Praise be to you, Lord;
teach me your decrees. 13 With my lips I recount
all the laws that come from your mouth. 14 I rejoice in following your statutes
as one rejoices in great riches. 15 I meditate on your precepts
and consider your ways. 16 I delight in your decrees;
I will not neglect your word.
To be silent does not mean to be inactive; rather it means to breathe in the will of God, to listen attentively and be ready to obey.
Meditating on the Word
Silent thinking and praying that comes from just listening can often be beneficial. It is not necessary for us to find new ideas in meditation. Often that only distracts us and satisfies our vanity. It is quite enough for the word, as we read and understand it, to penetrate us and live within us. As the word of the shepherds moved Mary “in her heart” (Luke 2:51), as a person’s word often stays in our minds, lives and works in us, occupies us, unsettles or delights us, without our being able to do anything about it, so in meditation God’s word wants to enter us and remain with us. It wants to move us and work in us.

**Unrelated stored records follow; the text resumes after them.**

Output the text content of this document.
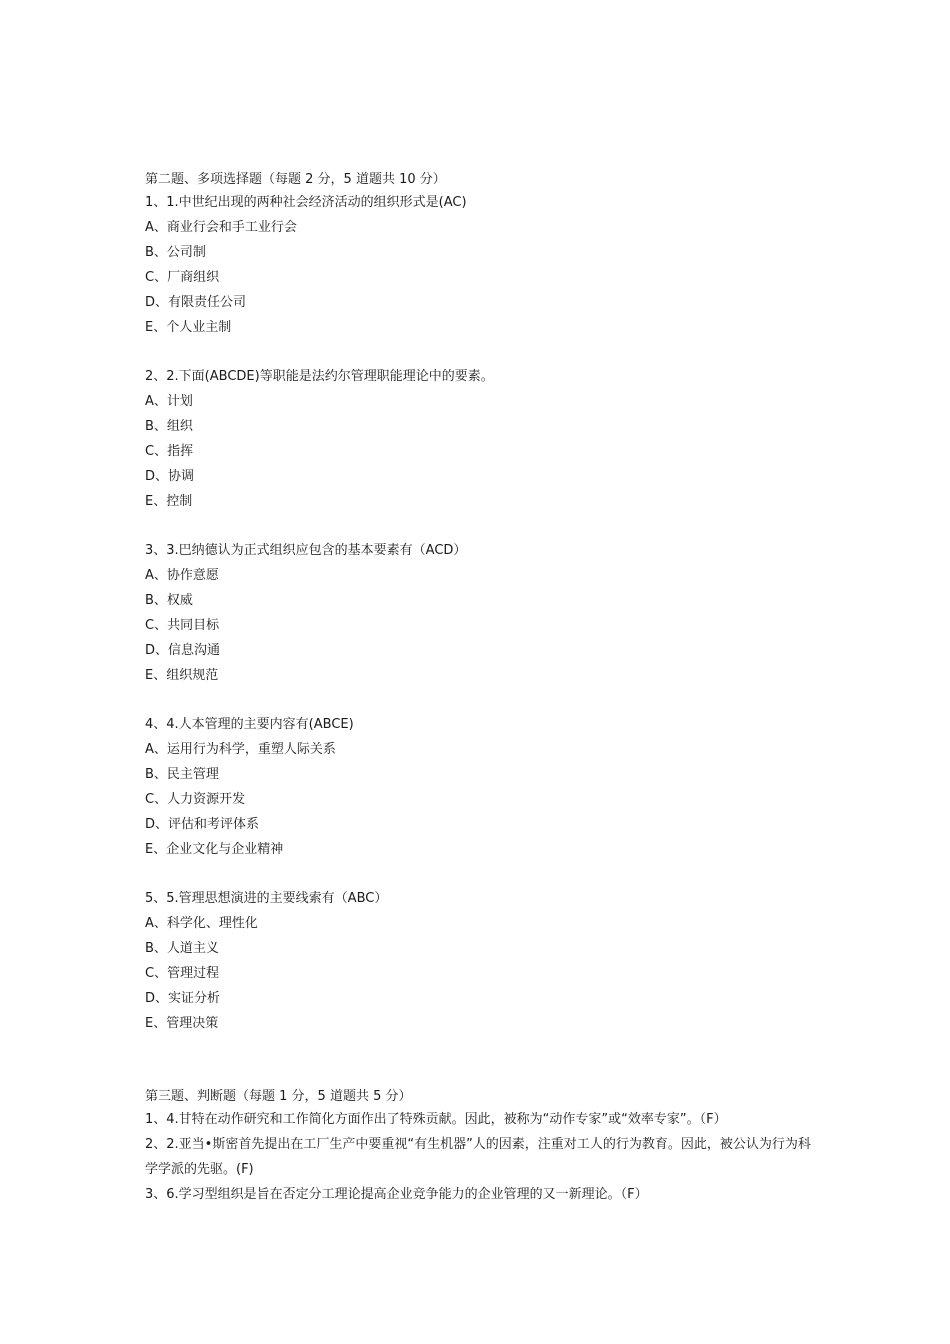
第二题、多项选择题（每题 2 分，5 道题共 10 分）
1、1.中世纪出现的两种社会经济活动的组织形式是(AC)
A、商业行会和手工业行会
B、公司制
C、厂商组织
D、有限责任公司
E、个人业主制
2、2.下面(ABCDE)等职能是法约尔管理职能理论中的要素。
A、计划
B、组织
C、指挥
D、协调
E、控制
3、3.巴纳德认为正式组织应包含的基本要素有（ACD）
A、协作意愿
B、权威
C、共同目标
D、信息沟通
E、组织规范
4、4.人本管理的主要内容有(ABCE)
A、运用行为科学，重塑人际关系
B、民主管理
C、人力资源开发
D、评估和考评体系
E、企业文化与企业精神
5、5.管理思想演进的主要线索有（ABC）
A、科学化、理性化
B、人道主义
C、管理过程
D、实证分析
E、管理决策
第三题、判断题（每题 1 分，5 道题共 5 分）
1、4.甘特在动作研究和工作简化方面作出了特殊贡献。因此，被称为“动作专家”或“效率专家”。（F）
2、2.亚当•斯密首先提出在工厂生产中要重视“有生机器”人的因素，注重对工人的行为教育。因此，被公认为行为科学学派的先驱。(F)
3、6.学习型组织是旨在否定分工理论提高企业竞争能力的企业管理的又一新理论。（F）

Above all, it is not necessary in meditation for us to have some kind of unexpected, extraordinary experiences. It can happen, but if it does not, that is not a sign that our meditation is futile. From time to time we will notice a great inner barrenness and indifference, a lack of interest and even incapability in meditation. We must not then get stuck in such experiences. Above all, we must not let them keep us from keeping to our meditation time with great patience and faithfulness.